By Greg Brophy
Sometimes the debate over U.S. energy policy feels more like a shouting match, instead of a factual discussion about how to meet the nation’s rapidly growing needs.
In one corner, there’s the push for 100% renewables. In the other corner, it’s almost all about oil and gas.
But outside the competing echo chambers on the left and the right, a quiet success story is unfolding in America’s rural – and yes, more politically conservative – communities.
It turns out that keeping the lights on isn’t about picking a side. It’s about picking all the energy sources that can deliver affordable and reliable electricity based on local conditions.
That was the major finding of a new report issued by The Western Way, a non-profit that seeks pro-market solutions to energy and environmental challenges, on power grid reliability in rural America.
The report reviewed 10 rural and conservative-leaning states – Arizona, Idaho, Iowa, Missouri, Nevada, North Dakota, South Dakota, Utah, Wisconsin and Wyoming. It concluded the power grids in those states are 2 to 7 times more reliable than the national average, according to data on electrical outages from the U.S. Energy Information Administration.
What is their secret? It isn’t a singular reliance on coal or natural gas, nor is it a blind rush toward renewables and battery storage. The data reveals that there is no “one-size-fits-all” solution. Instead, these states are harnessing a range of energy sources to keep their power grids reliable.
Consider just two of the states analyzed in The Western Way report – South Dakota and Arizona – which have some of the most reliable power grids in the country.
In South Dakota, the number one source of electricity is wind (58%), followed by hydropower (22%) and natural gas (11%), with coal and other sources making up the remainder. When working together, these sources make South Dakota’s grid the 2nd most reliable in the country.
But in Arizona, the top source of electricity is natural gas (45%), followed by nuclear (27%) and solar (13%), with coal and hydropower making up most of the balance. Arizona also has more than 2 gigawatts of battery storage capacity, which allows solar power generated during the day to be used after the sun goes down.
Despite looking nothing like South Dakota, the Arizona power grid is also highly reliable, ranked 3rd in the country – and the reliability difference between the two states is less than 0.001%.
Two very different models for keeping the lights on. Both highly effective.
But that’s not all. The Western Way report also finds that the Trump administration’s policy on energy is a lot more nuanced than the mainstream media would have you believe.

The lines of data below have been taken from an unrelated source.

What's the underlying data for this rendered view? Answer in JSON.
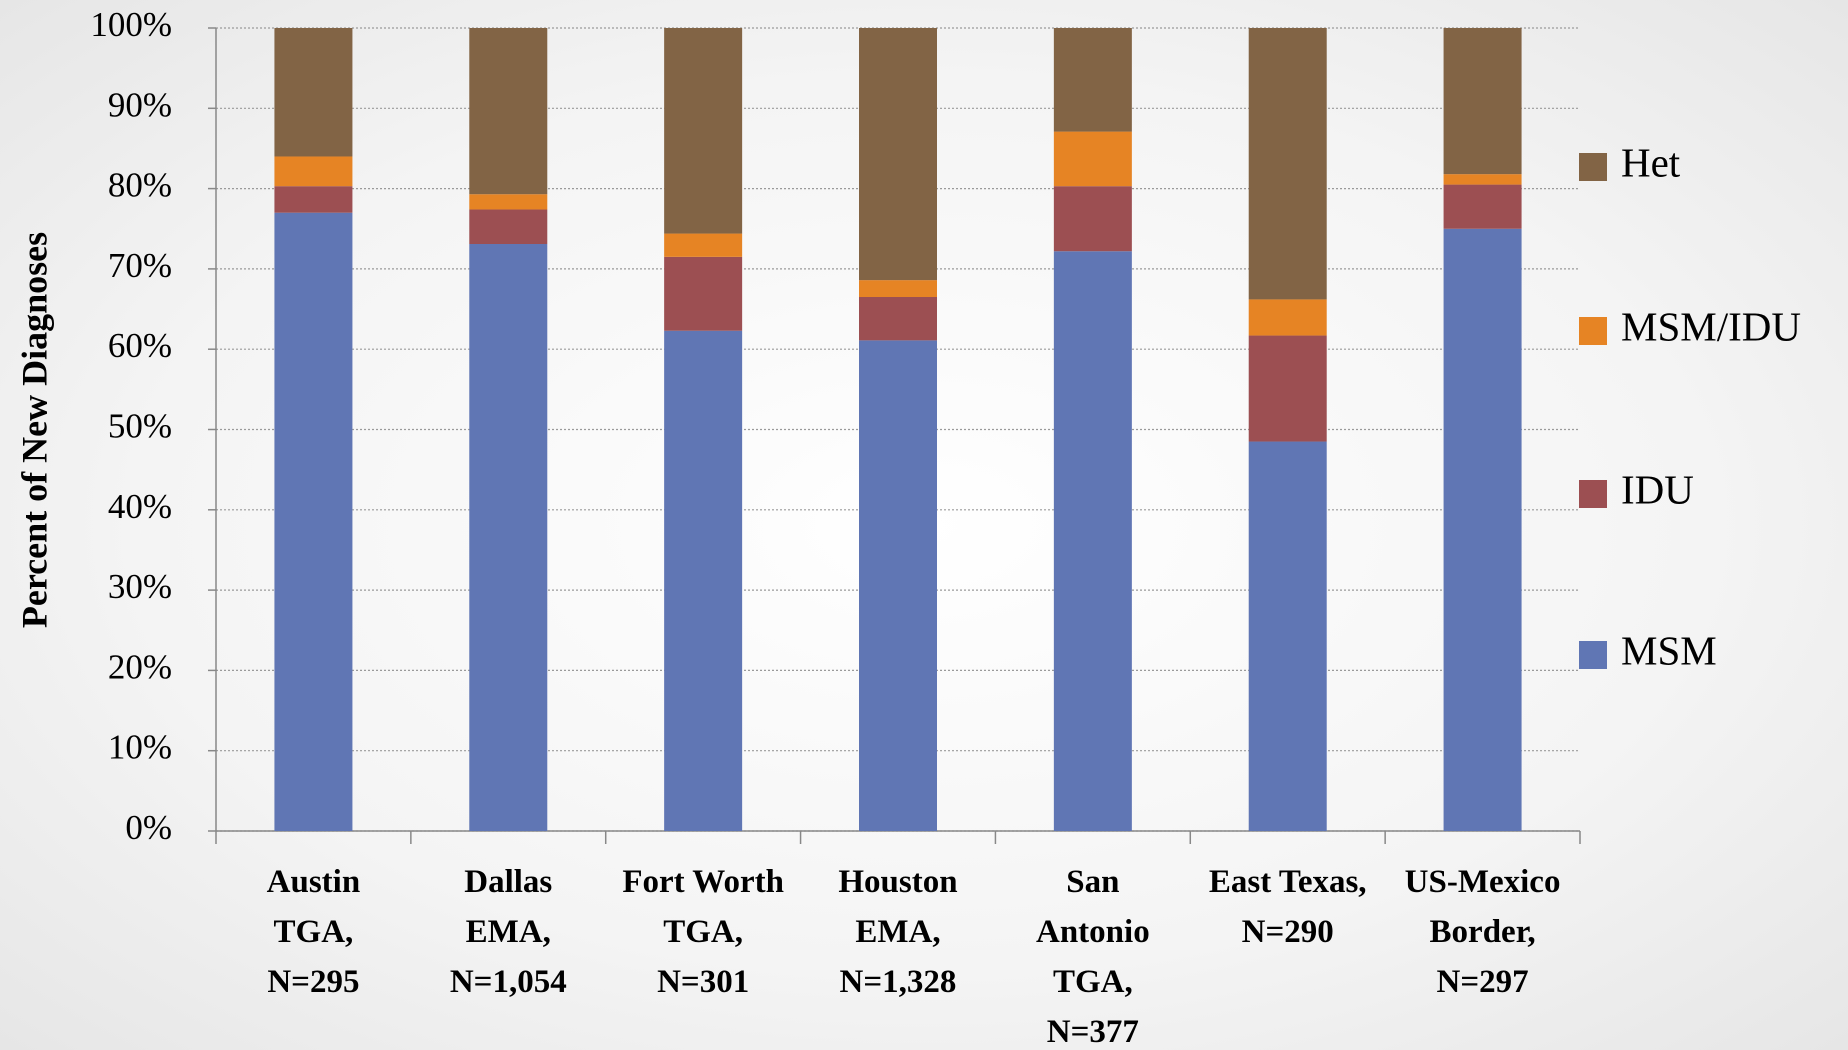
{
  "chart_data": {
    "type": "stacked-bar",
    "y_label": "Percent of New Diagnoses",
    "categories": [
      [
        "Austin",
        "TGA,",
        "N=295"
      ],
      [
        "Dallas",
        "EMA,",
        "N=1,054"
      ],
      [
        "Fort Worth",
        "TGA,",
        "N=301"
      ],
      [
        "Houston",
        "EMA,",
        "N=1,328"
      ],
      [
        "San",
        "Antonio",
        "TGA,",
        "N=377"
      ],
      [
        "East Texas,",
        "N=290"
      ],
      [
        "US-Mexico",
        "Border,",
        "N=297"
      ]
    ],
    "series": [
      {
        "name": "MSM",
        "color": "#6076b4",
        "values": [
          77.0,
          73.1,
          62.3,
          61.1,
          72.2,
          48.5,
          75.0
        ]
      },
      {
        "name": "IDU",
        "color": "#9c4f52",
        "values": [
          3.3,
          4.3,
          9.2,
          5.4,
          8.1,
          13.2,
          5.5
        ]
      },
      {
        "name": "MSM/IDU",
        "color": "#e68424",
        "values": [
          3.7,
          1.9,
          2.9,
          2.1,
          6.8,
          4.5,
          1.3
        ]
      },
      {
        "name": "Het",
        "color": "#826445",
        "values": [
          16.0,
          20.7,
          25.6,
          31.4,
          12.9,
          33.8,
          18.2
        ]
      }
    ],
    "ylim": [
      0,
      100
    ],
    "yticks": [
      {
        "value": 0,
        "label": "0%"
      },
      {
        "value": 10,
        "label": "10%"
      },
      {
        "value": 20,
        "label": "20%"
      },
      {
        "value": 30,
        "label": "30%"
      },
      {
        "value": 40,
        "label": "40%"
      },
      {
        "value": 50,
        "label": "50%"
      },
      {
        "value": 60,
        "label": "60%"
      },
      {
        "value": 70,
        "label": "70%"
      },
      {
        "value": 80,
        "label": "80%"
      },
      {
        "value": 90,
        "label": "90%"
      },
      {
        "value": 100,
        "label": "100%"
      }
    ],
    "grid": true,
    "legend": "right"
  }
}
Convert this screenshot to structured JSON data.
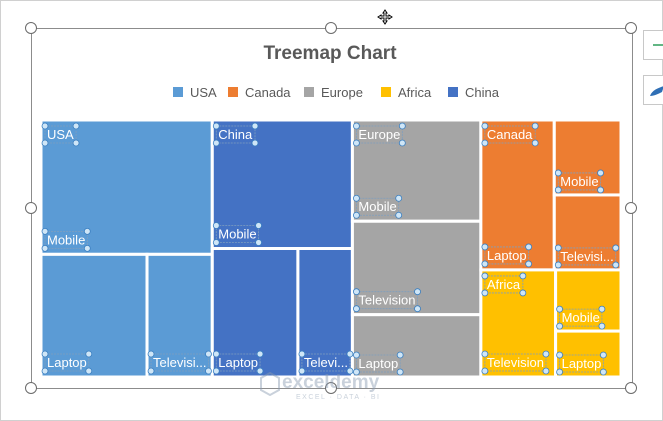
{
  "chart_data": {
    "type": "treemap",
    "title": "Treemap Chart",
    "legend_position": "top",
    "series": [
      {
        "name": "USA",
        "color": "#5b9bd5",
        "items": [
          {
            "label": "Mobile",
            "value": 23
          },
          {
            "label": "Laptop",
            "value": 13
          },
          {
            "label": "Television",
            "value": 8
          }
        ]
      },
      {
        "name": "China",
        "color": "#4472c4",
        "items": [
          {
            "label": "Mobile",
            "value": 18
          },
          {
            "label": "Laptop",
            "value": 11
          },
          {
            "label": "Television",
            "value": 7
          }
        ]
      },
      {
        "name": "Europe",
        "color": "#a5a5a5",
        "items": [
          {
            "label": "Mobile",
            "value": 13
          },
          {
            "label": "Television",
            "value": 12
          },
          {
            "label": "Laptop",
            "value": 8
          }
        ]
      },
      {
        "name": "Canada",
        "color": "#ed7d31",
        "items": [
          {
            "label": "Laptop",
            "value": 11
          },
          {
            "label": "Mobile",
            "value": 5
          },
          {
            "label": "Television",
            "value": 5
          }
        ]
      },
      {
        "name": "Africa",
        "color": "#ffc000",
        "items": [
          {
            "label": "Television",
            "value": 8
          },
          {
            "label": "Mobile",
            "value": 4
          },
          {
            "label": "Laptop",
            "value": 3
          }
        ]
      }
    ],
    "legend": [
      {
        "name": "USA",
        "color": "#5b9bd5"
      },
      {
        "name": "Canada",
        "color": "#ed7d31"
      },
      {
        "name": "Europe",
        "color": "#a5a5a5"
      },
      {
        "name": "Africa",
        "color": "#ffc000"
      },
      {
        "name": "China",
        "color": "#4472c4"
      }
    ]
  },
  "watermark": {
    "name": "exceldemy",
    "tagline": "EXCEL · DATA · BI"
  },
  "icons": {
    "side_button_1": "plus-icon",
    "side_button_2": "brush-icon",
    "cursor": "move-cursor-icon"
  }
}
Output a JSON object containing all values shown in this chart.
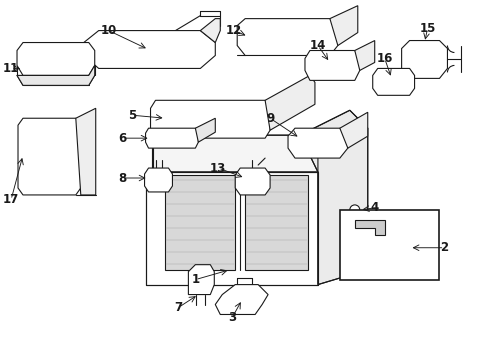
{
  "bg_color": "#ffffff",
  "line_color": "#1a1a1a",
  "label_color": "#000000",
  "fig_w": 4.89,
  "fig_h": 3.6,
  "dpi": 100,
  "lw": 0.8,
  "fontsize": 8.5
}
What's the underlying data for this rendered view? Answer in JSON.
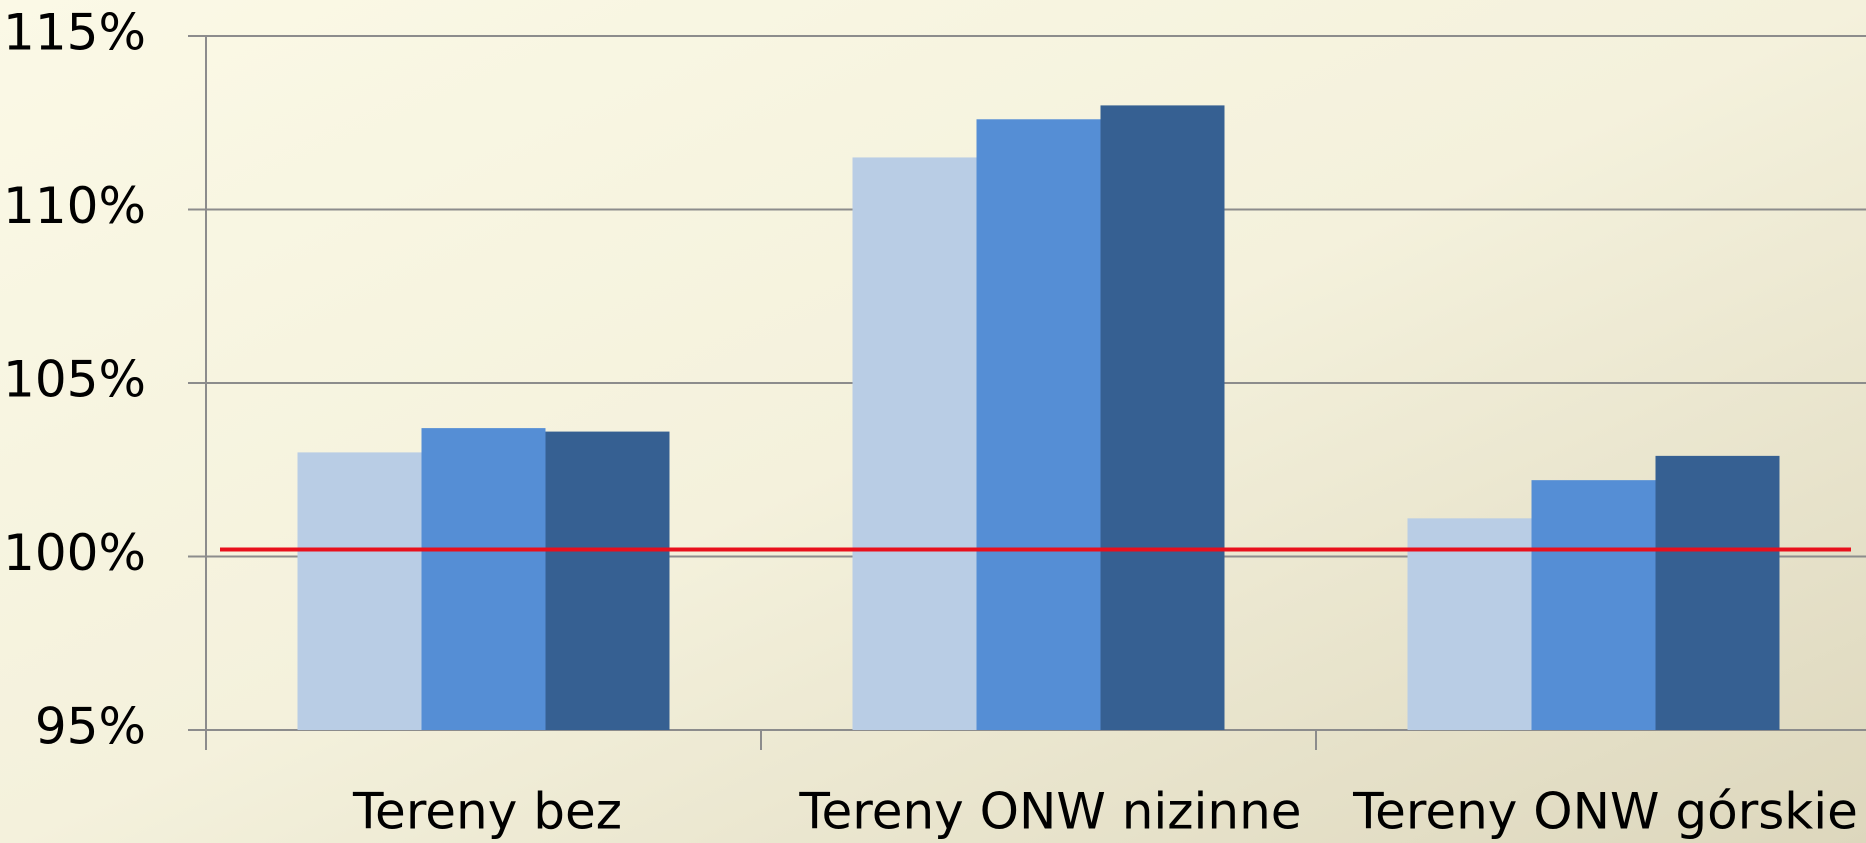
{
  "chart_data": {
    "type": "bar",
    "categories": [
      "Tereny bez",
      "Tereny ONW nizinne",
      "Tereny ONW górskie"
    ],
    "series": [
      {
        "color": "#b9cde5",
        "values": [
          103.0,
          111.5,
          101.1
        ]
      },
      {
        "color": "#558ed5",
        "values": [
          103.7,
          112.6,
          102.2
        ]
      },
      {
        "color": "#366092",
        "values": [
          103.6,
          113.0,
          102.9
        ]
      }
    ],
    "ylim": [
      95,
      115
    ],
    "yticks": [
      {
        "value": 95,
        "label": "95%"
      },
      {
        "value": 100,
        "label": "100%"
      },
      {
        "value": 105,
        "label": "105%"
      },
      {
        "value": 110,
        "label": "110%"
      },
      {
        "value": 115,
        "label": "115%"
      }
    ],
    "grid": true,
    "reference_line": {
      "value": 100.2,
      "color": "#e8101c"
    }
  }
}
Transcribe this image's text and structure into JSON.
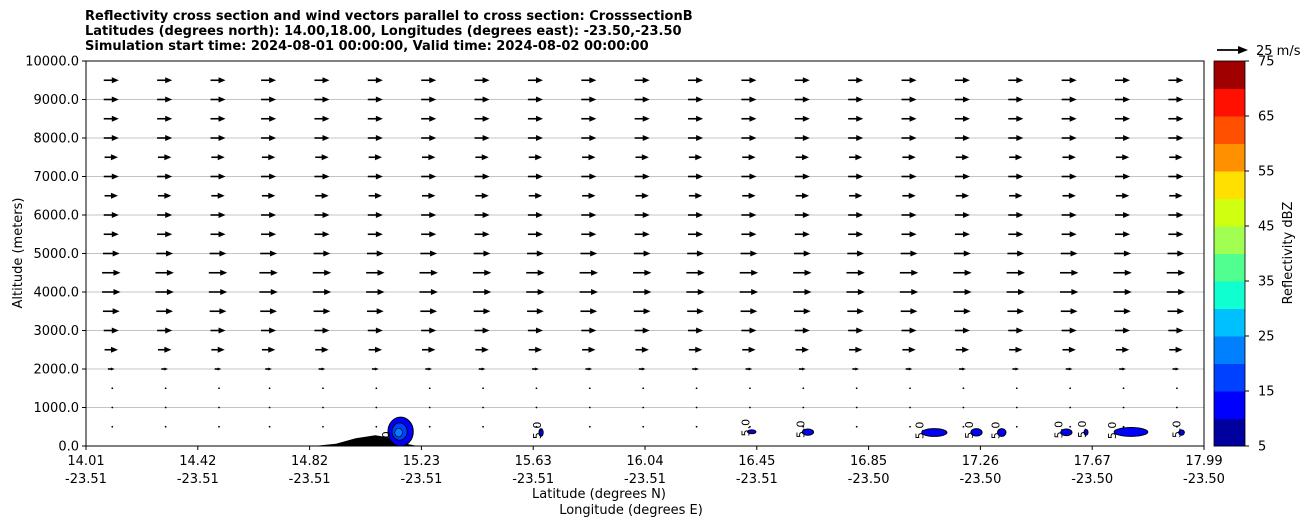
{
  "chart_data": {
    "type": "cross-section",
    "title_lines": [
      "Reflectivity cross section and wind vectors parallel to cross section: CrosssectionB",
      "Latitudes (degrees north): 14.00,18.00, Longitudes (degrees east): -23.50,-23.50",
      "Simulation start time: 2024-08-01 00:00:00, Valid time: 2024-08-02 00:00:00"
    ],
    "ylabel": "Altitude (meters)",
    "xlabel_lat": "Latitude (degrees N)",
    "xlabel_lon": "Longitude (degrees E)",
    "ylim": [
      0,
      10000
    ],
    "xlim": [
      14.01,
      17.99
    ],
    "y_ticks": [
      0,
      1000,
      2000,
      3000,
      4000,
      5000,
      6000,
      7000,
      8000,
      9000,
      10000
    ],
    "y_tick_labels": [
      "0.0",
      "1000.0",
      "2000.0",
      "3000.0",
      "4000.0",
      "5000.0",
      "6000.0",
      "7000.0",
      "8000.0",
      "9000.0",
      "10000.0"
    ],
    "x_ticks": [
      {
        "lat": "14.01",
        "lon": "-23.51"
      },
      {
        "lat": "14.42",
        "lon": "-23.51"
      },
      {
        "lat": "14.82",
        "lon": "-23.51"
      },
      {
        "lat": "15.23",
        "lon": "-23.51"
      },
      {
        "lat": "15.63",
        "lon": "-23.51"
      },
      {
        "lat": "16.04",
        "lon": "-23.51"
      },
      {
        "lat": "16.45",
        "lon": "-23.51"
      },
      {
        "lat": "16.85",
        "lon": "-23.50"
      },
      {
        "lat": "17.26",
        "lon": "-23.50"
      },
      {
        "lat": "17.67",
        "lon": "-23.50"
      },
      {
        "lat": "17.99",
        "lon": "-23.50"
      }
    ],
    "grid": "horizontal",
    "wind_reference": {
      "label": "25 m/s",
      "speed": 25
    },
    "wind_columns_lat": [
      14.1,
      14.29,
      14.48,
      14.66,
      14.85,
      15.04,
      15.23,
      15.42,
      15.61,
      15.8,
      15.99,
      16.18,
      16.37,
      16.56,
      16.75,
      16.94,
      17.13,
      17.32,
      17.51,
      17.7,
      17.89
    ],
    "wind_levels": [
      {
        "z": 9500,
        "u": 4.5
      },
      {
        "z": 9000,
        "u": 4.5
      },
      {
        "z": 8500,
        "u": 4.5
      },
      {
        "z": 8000,
        "u": 4.5
      },
      {
        "z": 7500,
        "u": 4.0
      },
      {
        "z": 7000,
        "u": 4.5
      },
      {
        "z": 6500,
        "u": 4.0
      },
      {
        "z": 6000,
        "u": 4.5
      },
      {
        "z": 5500,
        "u": 4.5
      },
      {
        "z": 5000,
        "u": 5.0
      },
      {
        "z": 4500,
        "u": 5.5
      },
      {
        "z": 4000,
        "u": 5.5
      },
      {
        "z": 3500,
        "u": 5.0
      },
      {
        "z": 3000,
        "u": 4.5
      },
      {
        "z": 2500,
        "u": 4.0
      },
      {
        "z": 2000,
        "u": 2.0
      },
      {
        "z": 1500,
        "u": 0.3
      },
      {
        "z": 1000,
        "u": 0.6
      },
      {
        "z": 500,
        "u": 0.3
      }
    ],
    "colorbar": {
      "label": "Reflectivity dBZ",
      "bounds": [
        5,
        75
      ],
      "tick_labels": [
        "5",
        "15",
        "25",
        "35",
        "45",
        "55",
        "65",
        "75"
      ],
      "tick_values": [
        5,
        15,
        25,
        35,
        45,
        55,
        65,
        75
      ],
      "colors": [
        "#00009f",
        "#0000ff",
        "#0040ff",
        "#0080ff",
        "#00c0ff",
        "#10ffd0",
        "#50ff90",
        "#a0ff50",
        "#d0ff10",
        "#ffe000",
        "#ff9000",
        "#ff5000",
        "#ff1000",
        "#a00000"
      ]
    },
    "terrain": [
      {
        "lat": 14.82,
        "z": 0
      },
      {
        "lat": 14.9,
        "z": 60
      },
      {
        "lat": 14.97,
        "z": 200
      },
      {
        "lat": 15.04,
        "z": 280
      },
      {
        "lat": 15.1,
        "z": 200
      },
      {
        "lat": 15.15,
        "z": 60
      },
      {
        "lat": 15.19,
        "z": 0
      }
    ],
    "echoes": [
      {
        "lat": 15.13,
        "z_bottom": 0,
        "z_top": 750,
        "width_deg": 0.09,
        "label": "5.0"
      },
      {
        "lat": 15.63,
        "z_bottom": 250,
        "z_top": 450,
        "width_deg": 0.015,
        "label": "5.0"
      },
      {
        "lat": 16.38,
        "z_bottom": 320,
        "z_top": 420,
        "width_deg": 0.03,
        "label": "5.0"
      },
      {
        "lat": 16.58,
        "z_bottom": 280,
        "z_top": 440,
        "width_deg": 0.04,
        "label": "5.0"
      },
      {
        "lat": 17.03,
        "z_bottom": 250,
        "z_top": 450,
        "width_deg": 0.09,
        "label": "5.0"
      },
      {
        "lat": 17.18,
        "z_bottom": 260,
        "z_top": 450,
        "width_deg": 0.04,
        "label": "5.0"
      },
      {
        "lat": 17.27,
        "z_bottom": 250,
        "z_top": 450,
        "width_deg": 0.03,
        "label": "5.0"
      },
      {
        "lat": 17.5,
        "z_bottom": 270,
        "z_top": 440,
        "width_deg": 0.04,
        "label": "5.0"
      },
      {
        "lat": 17.57,
        "z_bottom": 280,
        "z_top": 430,
        "width_deg": 0.01,
        "label": "5.0"
      },
      {
        "lat": 17.73,
        "z_bottom": 250,
        "z_top": 480,
        "width_deg": 0.12,
        "label": "5.0"
      },
      {
        "lat": 17.91,
        "z_bottom": 280,
        "z_top": 420,
        "width_deg": 0.02,
        "label": "5.0"
      }
    ]
  }
}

Back in July, the U.S. Department of Energy published a study outlining what it will take to keep America’s power grid stable by the end of the decade if the nation’s rising appetite for energy – led by data centers and the reshoring of manufacturing – continues.
The study called for the continued operation of coal and natural gas-fired power plants that have previously been slated for retirement. While most media coverage of the DOE study focused on that recommendation, there was much, much more to the story.
Keeping older plants running longer would close less than a third of the looming reliability gap. The rest of the gap would have to be closed with a range of different energy sources, including 187 gigawatts of solar, wind and battery storage, according to the DOE.
For scale, those projections would increase U.S. renewable electricity capacity by around 40% and the nation’s battery storage by more than 80%, according to September data from the EIA.
The lesson from states like South Dakota and Arizona is that energy decisions cannot be made based on broad-brush national arguments.
Yes, the Trump administration and Republicans in Congress opposed federal tax subsidies for wind and solar and started to phase them out. But tax policy is a completely separate conversation from the engineering reality of keeping a regional grid running during a blizzard or a heatwave.
As we face a future of higher demand, no energy source should be sidelined because of rhetoric that doesn’t reflect conditions on the ground. A stable power grid requires a mix of energy sources working together as efficiently as possible – in other words, “all of the above.”
If we truly care about keeping the lights on, let’s stop fighting over the “right” kind of energy and embrace the idea of building a grid that uses it all.
Greg Brophy is a former Republican state senator from Colorado and a fourth-generation corn and melon farmer. He serves as the Rural Energy Network Director of The Western Way.